Treaties, Regulations, and Research can be Complements

A new essay challenges the false dichotomy between global treaties and domestic AI regulation.

Deep Dive

Researcher Davidmanheim published a detailed argument on LessWrong challenging the polarized discourse around AI governance. He asserts that framing international treaties and domestic regulation as opposing solutions creates unnecessary conflict and reduces effectiveness. The core of his argument is that different AI risks exist at different levels: prosaic harms like fraud or discrimination are best handled by national laws, while systemic risks from international arms races require treaty-level coordination. He uses David Kreuger's recent statement, "Stopping AI is easier than regulating it," as a case study of this oversimplification, agreeing with the sentiment but critiquing the framing.

Davidmanheim further argues that both regulatory approaches are strengthened by complementary technical and policy research. For regulation to work, it needs operationalized risk definitions, measurable standards, and auditable procedures—all enabled by research. Similarly, effective treaties require shared definitions, credible verification methods, and oversight mechanisms, which also draw from research and can be supported by domestic regulatory frameworks.

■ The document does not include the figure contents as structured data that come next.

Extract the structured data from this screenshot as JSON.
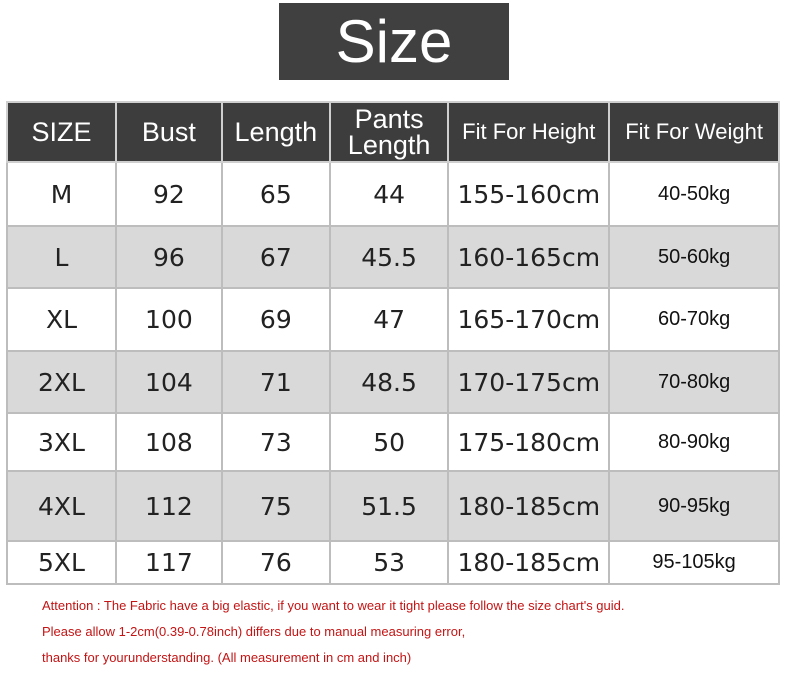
{
  "title": "Size",
  "headers": [
    "SIZE",
    "Bust",
    "Length",
    "Pants Length",
    "Fit For Height",
    "Fit For Weight"
  ],
  "rows": [
    [
      "M",
      "92",
      "65",
      "44",
      "155-160cm",
      "40-50kg"
    ],
    [
      "L",
      "96",
      "67",
      "45.5",
      "160-165cm",
      "50-60kg"
    ],
    [
      "XL",
      "100",
      "69",
      "47",
      "165-170cm",
      "60-70kg"
    ],
    [
      "2XL",
      "104",
      "71",
      "48.5",
      "170-175cm",
      "70-80kg"
    ],
    [
      "3XL",
      "108",
      "73",
      "50",
      "175-180cm",
      "80-90kg"
    ],
    [
      "4XL",
      "112",
      "75",
      "51.5",
      "180-185cm",
      "90-95kg"
    ],
    [
      "5XL",
      "117",
      "76",
      "53",
      "180-185cm",
      "95-105kg"
    ]
  ],
  "notes": [
    "Attention : The Fabric have a big elastic, if you want to wear it tight please follow the size chart's guid.",
    "Please allow 1-2cm(0.39-0.78inch) differs due to manual measuring error,",
    "thanks for yourunderstanding. (All measurement in cm and inch)"
  ]
}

He draws an analogy to industries like aviation, where safety is managed through a combination of national bodies and international standards, suggesting the AI industry's stated desire for rules should be met with this multi-layered approach rather than a single solution.

Key Points
  • Challenges the false dichotomy between international AI treaties and domestic regulation, arguing they address different risk classes.
  • Posits that prosaic harms (fraud, bias) need national laws, while systemic race dynamics require treaty-level coordination.
  • Argues both regulatory paths are strengthened by complementary technical research in areas like evals and interpretability.

Why It Matters

Provides a pragmatic framework for policymakers to build layered, effective AI governance instead of pursuing single, conflicting solutions.